There were an awful lot of low profile but interesting things said at the Party of Regions Council meeting at which both President Yanukovych and Prime Minister Azarov were present on 21st March – some of which made it to the President’s website.
So many in fact, I may return to the statements and comments of the meeting over the next few days.
However, today, I will pick up on the issue of the privitisation of the State and municipal print media – a necessary privitisation in line with the commitments of Ukraine to the Parliamentary Assembly of the Council of Europe (PACE).
It would seem the President is rather tired of waiting for this to happen and has issued a direct instruction for this matter to be legislatively prepared and submitted to the RADA by 5th April.
Firstly, it is of course quite right that Ukraine honour its international commitments – but -
The President’s instruction calls for the input of journalists, editors and professional associations for this legislative bill. Today is 22nd March. Unless there has been considerable work on this bill already – including their input – then the time line would seem either impossible to achieve, or the result of the legislation will leave much to be desired.
That said, as is so often the case, Ukraine is not reinventing the wheel here – it is not the only FSU/Warsaw Pact nation to have to deal with this issue. Many have successfully managed it already. Models and legislation therefore already exist amongst Ukraine’s neighbours – albeit every nation is slightly different.
Arguably this privitisation is one of the easiest and less politically fraught ways of displaying progress in media reforms – as demanded by both the EU and CoE respectively, whilst not forcing the oligarchy to hold media assets that are not part of their core business to save the media falling under the control of the opposition – if indeed they have that much interest in owning it.
After all, what exactly does the State and municipal print media produce that could rival the TV, radio and on-line media assets controlled by the oligarchy? What immediate danger is there in privitising those who, in the main, produce forms, books and information pamphlets – particularly when any owner of a newly privitised print company will be needing the national and local government work to survive whilst they try and expand into other areas of print?
But therein is the problem for would-be owners when this privitisation comes to pass.
Buying such entities leaves a heavy reliance on the patriarchal benevolence of central and/or local government to have continued State and municipal work come your way.
Given the issues facing print media in general via the competition from TV, radio and the Internet, what chance of meaningful and profitable expansion?
In short, unless you are guaranteed a lucrative central/local government contract – for example the production of biometric passports, or the Odessa City Administration contract for forms and pamphleteering – why would you entertain buying a privitised State print entity?
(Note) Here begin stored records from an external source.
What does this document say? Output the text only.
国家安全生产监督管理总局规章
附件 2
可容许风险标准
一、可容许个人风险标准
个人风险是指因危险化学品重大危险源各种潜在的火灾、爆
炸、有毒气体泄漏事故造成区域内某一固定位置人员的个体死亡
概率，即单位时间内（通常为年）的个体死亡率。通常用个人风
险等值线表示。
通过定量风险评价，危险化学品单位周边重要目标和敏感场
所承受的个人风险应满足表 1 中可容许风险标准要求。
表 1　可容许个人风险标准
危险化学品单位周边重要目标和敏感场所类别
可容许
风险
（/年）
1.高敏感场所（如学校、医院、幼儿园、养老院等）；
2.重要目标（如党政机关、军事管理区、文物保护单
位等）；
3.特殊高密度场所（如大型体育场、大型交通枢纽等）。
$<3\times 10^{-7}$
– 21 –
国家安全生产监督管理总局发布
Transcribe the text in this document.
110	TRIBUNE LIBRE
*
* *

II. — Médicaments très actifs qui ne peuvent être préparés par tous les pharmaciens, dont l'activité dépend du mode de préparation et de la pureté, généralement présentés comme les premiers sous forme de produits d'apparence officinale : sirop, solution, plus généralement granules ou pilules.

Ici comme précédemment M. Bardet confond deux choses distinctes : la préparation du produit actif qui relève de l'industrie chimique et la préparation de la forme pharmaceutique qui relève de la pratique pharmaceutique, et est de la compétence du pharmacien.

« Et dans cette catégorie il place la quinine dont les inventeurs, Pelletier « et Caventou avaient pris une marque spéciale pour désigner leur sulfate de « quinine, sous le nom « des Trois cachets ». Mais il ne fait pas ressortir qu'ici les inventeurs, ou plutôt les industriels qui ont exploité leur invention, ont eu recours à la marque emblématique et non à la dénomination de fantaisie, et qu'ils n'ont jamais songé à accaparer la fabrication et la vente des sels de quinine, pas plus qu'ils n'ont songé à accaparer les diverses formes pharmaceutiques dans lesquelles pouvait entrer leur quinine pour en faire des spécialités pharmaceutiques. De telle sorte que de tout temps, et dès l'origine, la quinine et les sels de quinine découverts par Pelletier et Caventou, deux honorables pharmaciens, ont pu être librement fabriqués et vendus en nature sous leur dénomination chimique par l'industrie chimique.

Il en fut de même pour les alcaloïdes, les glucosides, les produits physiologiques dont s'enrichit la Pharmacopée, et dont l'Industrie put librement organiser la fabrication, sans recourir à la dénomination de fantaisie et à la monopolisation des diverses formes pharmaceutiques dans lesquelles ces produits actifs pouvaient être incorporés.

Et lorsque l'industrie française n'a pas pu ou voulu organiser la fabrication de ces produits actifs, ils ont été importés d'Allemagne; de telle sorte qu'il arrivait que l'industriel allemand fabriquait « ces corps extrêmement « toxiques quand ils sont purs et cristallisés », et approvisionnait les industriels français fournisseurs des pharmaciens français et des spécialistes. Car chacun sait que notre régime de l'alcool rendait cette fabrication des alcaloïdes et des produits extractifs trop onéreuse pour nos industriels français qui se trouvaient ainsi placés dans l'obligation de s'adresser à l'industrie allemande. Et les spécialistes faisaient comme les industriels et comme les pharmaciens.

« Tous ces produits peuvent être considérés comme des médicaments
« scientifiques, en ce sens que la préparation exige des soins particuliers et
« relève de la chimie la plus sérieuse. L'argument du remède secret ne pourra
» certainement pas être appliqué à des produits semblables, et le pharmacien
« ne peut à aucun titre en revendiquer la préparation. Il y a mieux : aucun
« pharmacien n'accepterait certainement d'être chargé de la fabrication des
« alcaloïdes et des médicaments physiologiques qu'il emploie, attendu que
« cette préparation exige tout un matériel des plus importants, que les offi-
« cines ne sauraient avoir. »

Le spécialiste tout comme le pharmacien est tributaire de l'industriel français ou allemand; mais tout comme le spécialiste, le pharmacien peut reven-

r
You would surely have to sit very comfortably within the existing national or local patriarchy to entertain the idea.
That being so, whilst it is an international commitment of Ukraine to privatise the State and municipal print media, any successful privitisation would seem destined to simply give control of the State/municipality entities to vested interests via nothing more than an intermediary/shell in practice.
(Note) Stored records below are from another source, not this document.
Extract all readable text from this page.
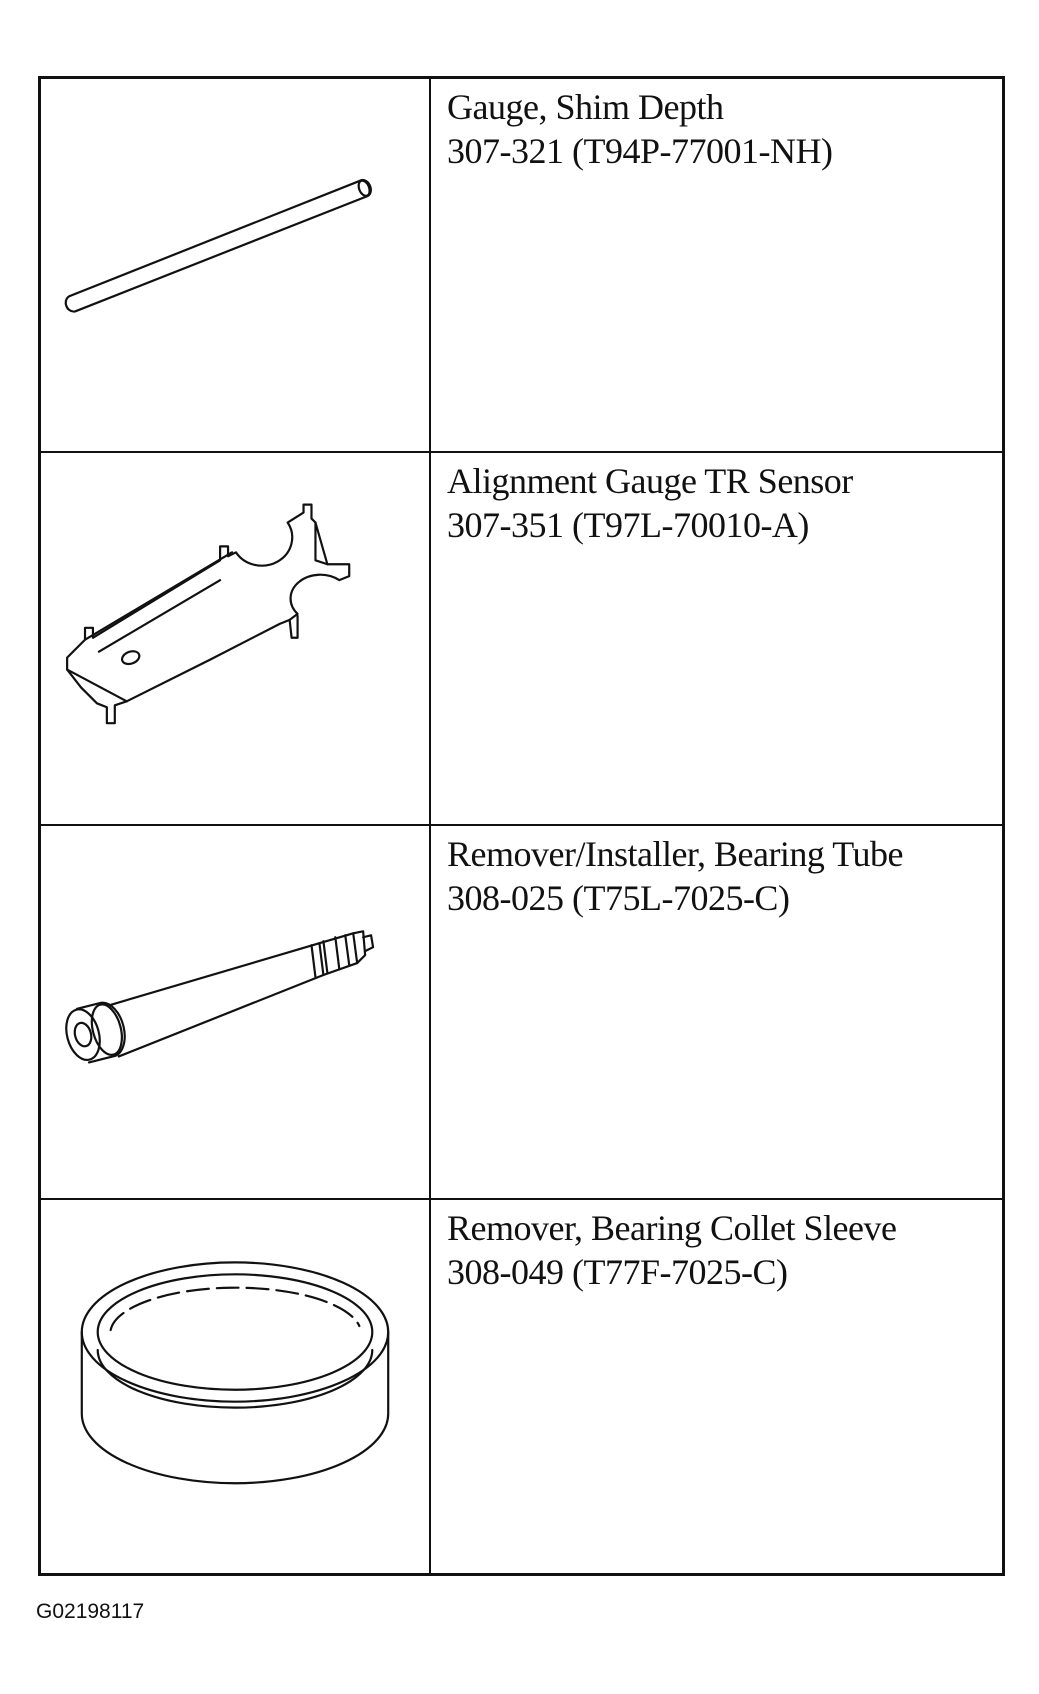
Gauge, Shim Depth
307-321 (T94P-77001-NH)
Alignment Gauge TR Sensor
307-351 (T97L-70010-A)
Remover/Installer, Bearing Tube
308-025 (T75L-7025-C)
Remover, Bearing Collet Sleeve
308-049 (T77F-7025-C)
G02198117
You wonder whether, perhaps, such entities could have been spun off to become something similar to a “University Press” – possibly under an LLC protective umbrella for respective universities – and then such municipal funds spent for books, pamphlets and forms et al., could at least then be used to off-set the costs of – or indeed expand – the universities in local cities and towns.
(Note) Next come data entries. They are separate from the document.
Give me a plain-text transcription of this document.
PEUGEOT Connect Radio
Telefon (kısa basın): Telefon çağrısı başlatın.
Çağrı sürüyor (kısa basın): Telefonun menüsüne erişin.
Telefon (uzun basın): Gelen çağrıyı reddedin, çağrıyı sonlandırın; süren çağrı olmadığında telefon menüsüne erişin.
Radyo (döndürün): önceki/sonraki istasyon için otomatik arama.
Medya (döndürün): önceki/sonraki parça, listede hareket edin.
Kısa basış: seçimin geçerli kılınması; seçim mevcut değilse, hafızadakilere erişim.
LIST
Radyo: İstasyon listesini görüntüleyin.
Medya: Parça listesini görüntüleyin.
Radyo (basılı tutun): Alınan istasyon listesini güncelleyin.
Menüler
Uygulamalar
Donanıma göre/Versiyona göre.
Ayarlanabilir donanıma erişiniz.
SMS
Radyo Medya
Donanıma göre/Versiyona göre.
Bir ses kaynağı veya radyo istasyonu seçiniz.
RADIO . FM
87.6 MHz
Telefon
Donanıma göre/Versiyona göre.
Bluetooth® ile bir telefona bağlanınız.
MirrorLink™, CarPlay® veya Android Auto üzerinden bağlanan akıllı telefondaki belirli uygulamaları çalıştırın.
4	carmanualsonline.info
It is just one thought that comes to mind without spending no more than 5 seconds contemplating the issue. If I gave it more thought, undoubtedly other, and perhaps better, proposals would come to mind.
Anyway – two immediate issues come to mind. The legislative time table, and lack of time to arrive at anything resembling decent legislation – and secondly, who will want to buy such entities without some form of long term guarantee of continued work from the State/local government?
If such guarantees are forthcoming, then these entities will most certainly be bought by those who sit snuggly within the patriarchy. Is that then privitisation – or cronyism/corruption adopted under the cloak of promises to the EU and Council of Europe?